Implement new features
The help center missed crucial features compared to our competitors and I worked with designers and developers to implement them:
Call outs
Table of contents
Breadcrumb navigation
Apart from this, our help center had localized versions — for this, I had to set up and implement new processes for more efficient and accurate localization (e.g. when an English article is updated, the translators will be notified to localize the updated article).
Help center after the audit
A sample screenshot of how the help center looked after the audit. Notice the simpler and more consistent articles titles for example.
Results
Overall:
I created and wrote a style guide for the help center, referencing public style guides.
I set up new processes, including audit, writing, and localization.
I audited, refined, and created new articles for the help center, essentially writing 97 articles.
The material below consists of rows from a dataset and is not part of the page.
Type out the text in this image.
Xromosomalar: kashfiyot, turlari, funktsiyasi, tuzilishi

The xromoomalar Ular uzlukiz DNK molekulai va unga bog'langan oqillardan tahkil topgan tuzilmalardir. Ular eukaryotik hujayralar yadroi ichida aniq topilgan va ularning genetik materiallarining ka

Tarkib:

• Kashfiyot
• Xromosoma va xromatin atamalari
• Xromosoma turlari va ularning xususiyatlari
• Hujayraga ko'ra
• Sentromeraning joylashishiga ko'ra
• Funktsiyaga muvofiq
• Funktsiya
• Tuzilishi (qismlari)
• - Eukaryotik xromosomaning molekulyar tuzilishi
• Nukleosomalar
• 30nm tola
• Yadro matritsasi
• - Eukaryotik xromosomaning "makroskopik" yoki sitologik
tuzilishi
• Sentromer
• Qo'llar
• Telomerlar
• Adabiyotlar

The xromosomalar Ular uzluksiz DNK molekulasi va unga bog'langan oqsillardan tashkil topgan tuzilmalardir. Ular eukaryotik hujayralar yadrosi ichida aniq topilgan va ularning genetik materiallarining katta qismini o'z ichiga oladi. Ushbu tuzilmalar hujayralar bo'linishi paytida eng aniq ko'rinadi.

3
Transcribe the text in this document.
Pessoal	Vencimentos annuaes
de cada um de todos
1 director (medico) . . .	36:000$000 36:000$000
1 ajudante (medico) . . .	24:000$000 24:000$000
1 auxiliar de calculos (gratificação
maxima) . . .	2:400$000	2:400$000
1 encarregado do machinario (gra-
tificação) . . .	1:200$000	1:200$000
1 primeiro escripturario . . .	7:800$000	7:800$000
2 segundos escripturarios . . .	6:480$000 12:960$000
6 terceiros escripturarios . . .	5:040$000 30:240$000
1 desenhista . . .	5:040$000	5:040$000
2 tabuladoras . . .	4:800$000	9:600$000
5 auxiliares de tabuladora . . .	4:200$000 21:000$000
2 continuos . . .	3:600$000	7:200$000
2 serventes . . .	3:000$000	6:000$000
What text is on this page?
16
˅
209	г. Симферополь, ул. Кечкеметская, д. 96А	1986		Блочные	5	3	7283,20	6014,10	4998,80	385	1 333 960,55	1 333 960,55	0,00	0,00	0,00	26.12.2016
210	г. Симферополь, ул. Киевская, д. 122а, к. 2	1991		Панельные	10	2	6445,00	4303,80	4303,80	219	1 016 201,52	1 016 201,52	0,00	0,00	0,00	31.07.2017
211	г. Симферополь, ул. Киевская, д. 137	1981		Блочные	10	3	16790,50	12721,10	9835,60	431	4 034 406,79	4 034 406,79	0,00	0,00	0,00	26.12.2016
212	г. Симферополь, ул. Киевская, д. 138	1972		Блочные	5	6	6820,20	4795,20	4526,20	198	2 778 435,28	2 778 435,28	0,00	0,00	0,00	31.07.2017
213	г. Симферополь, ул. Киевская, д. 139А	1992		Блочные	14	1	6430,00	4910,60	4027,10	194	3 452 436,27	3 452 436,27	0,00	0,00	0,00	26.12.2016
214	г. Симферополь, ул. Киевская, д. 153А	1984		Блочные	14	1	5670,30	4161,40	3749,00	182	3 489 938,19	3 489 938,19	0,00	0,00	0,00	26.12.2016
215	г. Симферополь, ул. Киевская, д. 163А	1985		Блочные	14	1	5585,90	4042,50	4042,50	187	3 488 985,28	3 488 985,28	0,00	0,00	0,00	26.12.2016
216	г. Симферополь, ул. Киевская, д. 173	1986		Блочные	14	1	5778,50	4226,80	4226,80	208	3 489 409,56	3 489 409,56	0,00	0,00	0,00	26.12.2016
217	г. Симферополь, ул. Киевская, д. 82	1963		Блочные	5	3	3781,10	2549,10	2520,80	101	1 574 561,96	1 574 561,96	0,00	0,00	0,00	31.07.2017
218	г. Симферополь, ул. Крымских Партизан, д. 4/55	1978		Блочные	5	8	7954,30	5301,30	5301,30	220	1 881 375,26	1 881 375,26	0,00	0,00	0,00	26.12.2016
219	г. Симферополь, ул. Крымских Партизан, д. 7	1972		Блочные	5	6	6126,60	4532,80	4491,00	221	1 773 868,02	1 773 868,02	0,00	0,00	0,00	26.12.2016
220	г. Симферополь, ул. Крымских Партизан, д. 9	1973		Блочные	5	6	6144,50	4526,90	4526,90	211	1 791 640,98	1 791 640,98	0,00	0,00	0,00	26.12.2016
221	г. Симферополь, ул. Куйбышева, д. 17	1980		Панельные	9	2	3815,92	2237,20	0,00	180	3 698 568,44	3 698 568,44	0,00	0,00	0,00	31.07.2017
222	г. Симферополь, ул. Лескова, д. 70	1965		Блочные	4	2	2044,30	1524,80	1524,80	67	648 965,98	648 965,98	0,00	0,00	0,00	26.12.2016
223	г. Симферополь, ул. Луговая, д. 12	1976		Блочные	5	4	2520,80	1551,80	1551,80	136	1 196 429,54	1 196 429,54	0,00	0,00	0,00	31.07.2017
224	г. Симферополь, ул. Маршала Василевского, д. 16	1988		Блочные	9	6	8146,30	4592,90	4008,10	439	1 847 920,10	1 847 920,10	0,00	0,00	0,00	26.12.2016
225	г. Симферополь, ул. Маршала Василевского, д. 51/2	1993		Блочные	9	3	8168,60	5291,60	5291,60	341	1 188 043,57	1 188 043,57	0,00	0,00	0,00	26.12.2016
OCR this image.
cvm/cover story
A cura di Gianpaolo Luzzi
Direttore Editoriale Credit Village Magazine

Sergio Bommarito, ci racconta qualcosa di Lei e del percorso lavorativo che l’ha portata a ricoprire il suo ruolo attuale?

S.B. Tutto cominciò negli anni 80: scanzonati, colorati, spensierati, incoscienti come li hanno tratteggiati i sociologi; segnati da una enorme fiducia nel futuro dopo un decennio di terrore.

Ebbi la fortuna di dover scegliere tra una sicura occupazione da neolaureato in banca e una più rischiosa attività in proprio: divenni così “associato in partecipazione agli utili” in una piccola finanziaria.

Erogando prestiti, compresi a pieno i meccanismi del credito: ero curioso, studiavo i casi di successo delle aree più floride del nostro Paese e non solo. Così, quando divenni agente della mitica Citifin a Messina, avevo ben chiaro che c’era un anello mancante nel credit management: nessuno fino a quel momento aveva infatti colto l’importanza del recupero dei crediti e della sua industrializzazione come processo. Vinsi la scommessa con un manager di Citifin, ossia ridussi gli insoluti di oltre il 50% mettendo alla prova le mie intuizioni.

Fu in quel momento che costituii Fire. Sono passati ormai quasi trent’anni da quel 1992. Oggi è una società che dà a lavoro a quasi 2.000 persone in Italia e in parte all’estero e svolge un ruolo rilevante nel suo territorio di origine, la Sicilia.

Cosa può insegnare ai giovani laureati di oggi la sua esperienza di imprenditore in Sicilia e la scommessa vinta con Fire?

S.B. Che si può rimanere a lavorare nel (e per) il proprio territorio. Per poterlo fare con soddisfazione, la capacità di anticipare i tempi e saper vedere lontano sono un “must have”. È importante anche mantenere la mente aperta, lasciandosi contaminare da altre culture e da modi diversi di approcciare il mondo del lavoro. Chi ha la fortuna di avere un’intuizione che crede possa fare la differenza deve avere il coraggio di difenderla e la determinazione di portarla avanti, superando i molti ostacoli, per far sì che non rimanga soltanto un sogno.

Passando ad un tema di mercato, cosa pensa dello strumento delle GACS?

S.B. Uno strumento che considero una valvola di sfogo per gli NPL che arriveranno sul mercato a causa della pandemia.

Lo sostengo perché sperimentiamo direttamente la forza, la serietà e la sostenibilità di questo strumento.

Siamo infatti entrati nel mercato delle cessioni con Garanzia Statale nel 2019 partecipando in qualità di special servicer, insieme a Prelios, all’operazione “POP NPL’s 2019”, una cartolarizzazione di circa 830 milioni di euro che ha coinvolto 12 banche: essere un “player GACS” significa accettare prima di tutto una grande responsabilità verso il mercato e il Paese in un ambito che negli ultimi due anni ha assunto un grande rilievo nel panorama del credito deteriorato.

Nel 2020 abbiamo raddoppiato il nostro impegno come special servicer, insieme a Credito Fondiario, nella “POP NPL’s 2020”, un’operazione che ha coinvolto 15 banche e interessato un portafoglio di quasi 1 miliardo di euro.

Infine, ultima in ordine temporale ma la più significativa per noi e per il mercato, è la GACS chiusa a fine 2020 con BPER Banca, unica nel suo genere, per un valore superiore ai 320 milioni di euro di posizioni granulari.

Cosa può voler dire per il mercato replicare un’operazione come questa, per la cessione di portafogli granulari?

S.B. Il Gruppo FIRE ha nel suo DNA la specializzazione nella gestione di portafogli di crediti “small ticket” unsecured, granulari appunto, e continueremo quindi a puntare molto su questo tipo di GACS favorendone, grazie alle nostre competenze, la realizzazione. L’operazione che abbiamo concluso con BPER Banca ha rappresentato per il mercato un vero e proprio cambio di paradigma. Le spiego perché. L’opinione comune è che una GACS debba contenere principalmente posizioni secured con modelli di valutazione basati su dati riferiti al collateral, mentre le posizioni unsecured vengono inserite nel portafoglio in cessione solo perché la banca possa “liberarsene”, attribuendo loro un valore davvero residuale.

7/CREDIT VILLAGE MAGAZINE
I created new features for the help center, including a moving table of contents and breadcrumb navigation.
The first iteration of the revamp was completed in March 2021.
I interviewed the BDs and with the new articles, the email replies dropped by about 30-50%. Their users were still used to the high touch that they provided. However, anecdotally, the BDs themselves found it easier to guide their users by referencing the revamped articles. I encouraged them to actually slowly teach their users how to rely on the help center and provide feedback as well.
This is not a success metric, but it was interesting to see that the organic traffic tripled in 3 months after I joined.
December 2020
Feb 2021 — I missed saving the March 2021 screenshot. March 2021 had 3.3k users.
You can still see the live help center. However, please note that it may be taken down any time and screenshots may be broken as the site is no longer maintained.